Major oil companies, including BP dissolving its mobility team and Shell closing its California stations, are significantly scaling back or exiting hydrogen initiatives for transportation. The author contends this retreat isn't due to market immaturity but stems from the fundamental economic and practical challenges hydrogen faces against battery-electric solutions for both light-duty vehicles and heavy trucking. While some firms like TotalEnergies continue building subsidized infrastructure and others like ExxonMobil focus purely on industrial hydrogen production… the broader trend suggests the oil majors see little future for hydrogen as a widespread transportation fuel. The piece concludes that hydrogen's realistic application lies primarily in replacing existing industrial feedstocks, not in powering the movement of people and goods.
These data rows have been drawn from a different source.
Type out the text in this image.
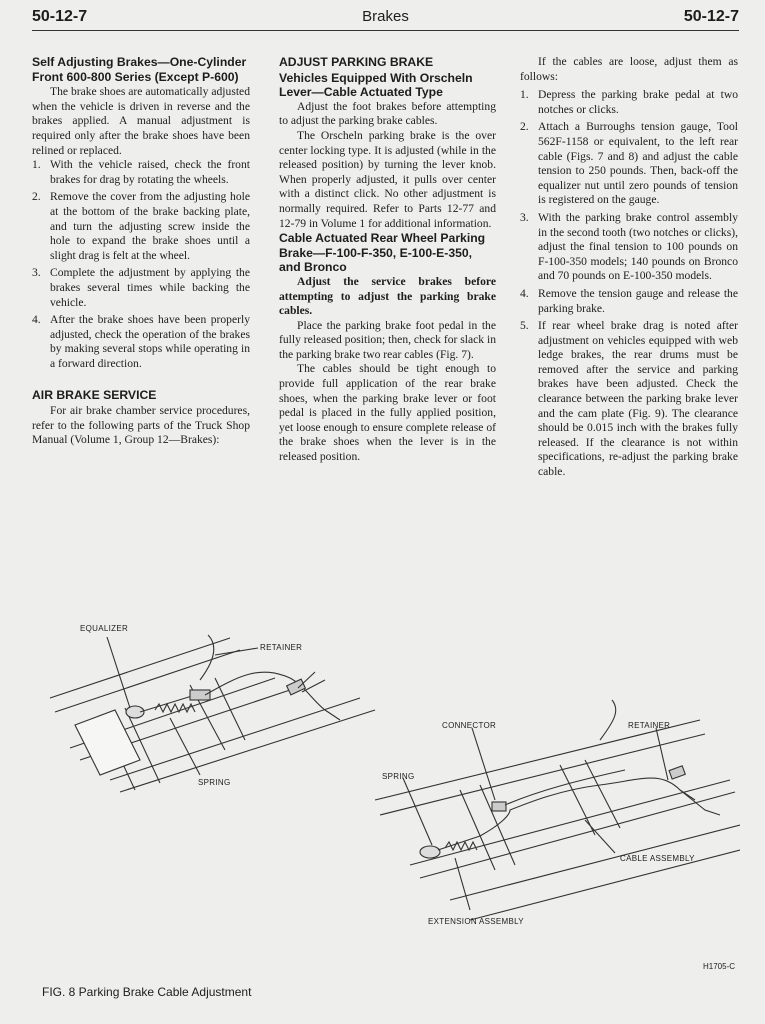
50-12-7	Brakes	50-12-7
Self Adjusting Brakes—One-Cylinder Front 600-800 Series (Except P-600)

The brake shoes are automatically adjusted when the vehicle is driven in reverse and the brakes applied. A manual adjustment is required only after the brake shoes have been relined or replaced.

1. With the vehicle raised, check the front brakes for drag by rotating the wheels.
2. Remove the cover from the adjusting hole at the bottom of the brake backing plate, and turn the adjusting screw inside the hole to expand the brake shoes until a slight drag is felt at the wheel.
3. Complete the adjustment by applying the brakes several times while backing the vehicle.
4. After the brake shoes have been properly adjusted, check the operation of the brakes by making several stops while operating in a forward direction.
AIR BRAKE SERVICE

For air brake chamber service procedures, refer to the following parts of the Truck Shop Manual (Volume 1, Group 12—Brakes):

ADJUST PARKING BRAKE
Vehicles Equipped With Orscheln Lever—Cable Actuated Type

Adjust the foot brakes before attempting to adjust the parking brake cables.

The Orscheln parking brake is the over center locking type. It is adjusted (while in the released position) by turning the lever knob. When properly adjusted, it pulls over center with a distinct click. No other adjustment is normally required. Refer to Parts 12-77 and 12-79 in Volume 1 for additional information.

Cable Actuated Rear Wheel Parking Brake—F-100-F-350, E-100-E-350, and Bronco

Adjust the service brakes before attempting to adjust the parking brake cables.

Place the parking brake foot pedal in the fully released position; then, check for slack in the parking brake two rear cables (Fig. 7).

The cables should be tight enough to provide full application of the rear brake shoes, when the parking brake lever or foot pedal is placed in the fully applied position, yet loose enough to ensure complete release of the brake shoes when the lever is in the released position.

If the cables are loose, adjust them as follows:

1. Depress the parking brake pedal at two notches or clicks.
2. Attach a Burroughs tension gauge, Tool 562F-1158 or equivalent, to the left rear cable (Figs. 7 and 8) and adjust the cable tension to 250 pounds. Then, back-off the equalizer nut until zero pounds of tension is registered on the gauge.
3. With the parking brake control assembly in the second tooth (two notches or clicks), adjust the final tension to 100 pounds on F-100-350 models; 140 pounds on Bronco and 70 pounds on E-100-350 models.
4. Remove the tension gauge and release the parking brake.
5. If rear wheel brake drag is noted after adjustment on vehicles equipped with web ledge brakes, the rear drums must be removed after the service and parking brakes have been adjusted. Check the clearance between the parking brake lever and the cam plate (Fig. 9). The clearance should be 0.015 inch with the brakes fully released. If the clearance is not within specifications, re-adjust the parking brake cable.
EQUALIZER
RETAINER
SPRING
CONNECTOR	RETAINER
SPRING
CABLE ASSEMBLY
EXTENSION ASSEMBLY
H1705-C
FIG. 8 Parking Brake Cable Adjustment
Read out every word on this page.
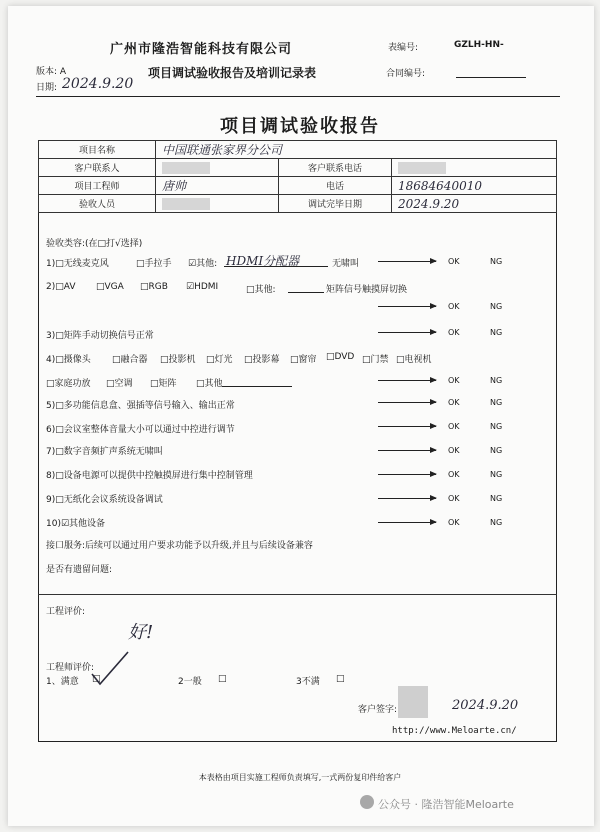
广州市隆浩智能科技有限公司	表编号:	GZLH-HN-
版本: A	项目调试验收报告及培训记录表	合同编号:
日期: 2024.9.20
项目调试验收报告
项目名称	中国联通张家界分公司		
客户联系人		客户联系电话	
项目工程师	唐帅	电话	18684640010
验收人员		调试完毕日期	2024.9.20
验收类容:(在□打√选择)
1)□无线麦克风	□手拉手 ☑其他: HDMI分配器	无啸叫	OK	NG
2)□AV □VGA □RGB ☑HDMI	□其他:	矩阵信号触摸屏切换
OK	NG
3)□矩阵手动切换信号正常	OK	NG
4)□摄像头 □融合器 □投影机 □灯光 □投影幕 □窗帘 □DVD □门禁 □电视机
□家庭功放 □空调 □矩阵 □其他	OK	NG
5)□多功能信息盒、强插等信号输入、输出正常	OK	NG
6)□会议室整体音量大小可以通过中控进行调节	OK	NG
7)□数字音频扩声系统无啸叫	OK	NG
8)□设备电源可以提供中控触摸屏进行集中控制管理	OK	NG
9)□无纸化会议系统设备调试	OK	NG
10)☑其他设备	OK	NG
接口服务:后续可以通过用户要求功能予以升级,并且与后续设备兼容
是否有遗留问题:
工程评价:
好!
工程师评价:
1、满意 □	2一般 □	3不满 □
客户签字:	2024.9.20
http://www.Meloarte.cn/
本表格由项目实施工程师负责填写,一式两份复印件给客户
公众号 · 隆浩智能Meloarte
Liquified Natural Gas (LNG)
The U.S. government is set to rescind a Biden-era policy that mandated new LNG projects begin exporting within seven years of receiving regulatory approval. This policy, implemented in April 2023, faced opposition from the LNG industry, which argued that many projects require longer development times. Under the new approach, the Department of Energy will revert to its previous practice, considering requests to extend the export commencement deadline on a case-by-case basis for good cause.
The United Nations’ International Maritime Organization (IMO) is meeting in London over the next two weeks to discuss a potential levy on greenhouse gas emissions.
Shipping giant Maersk is warning that a proposed global emissions trading scheme (ETS) could promote the use of LNG over greener alternatives. The Danish company contends that the plan fails to adequately penalize LNG emissions, potentially making it a cheaper option for shipowners compared to truly low-carbon fuels like green methanol.
Nuclear Energy
The North American uranium market is experiencing a significant slowdown as U.S. nuclear power companies pause purchases and delay new contracts due to the uncertainty surrounding potential tariffs on Canadian imports threatened by President Trump. Heavily reliant on Canada for fuel, US utilities are hesitant to commit while awaiting clarity on the scope and timing of the levies.
A Texas state representative has introduced legislation proposing $2 billion in taxpayer-funded incentives to revitalize the state's long-dormant nuclear power industry by offsetting costs and encouraging the construction of new plants. The bill (HB 14), aims to establish a dedicated state office and provide grants to new nuclear developments.
Investment Funds
Japan's Government Pension Investment Fund (GPIF) has introduced a comprehensive new policy prioritizing sustainability-focused investments, incorporating ESG and impact factors across its extensive portfolio. As a "universal owner," GPIF believes reducing sustainability risks and fostering sustainable corporate growth are crucial for overall market stability and its investment performance.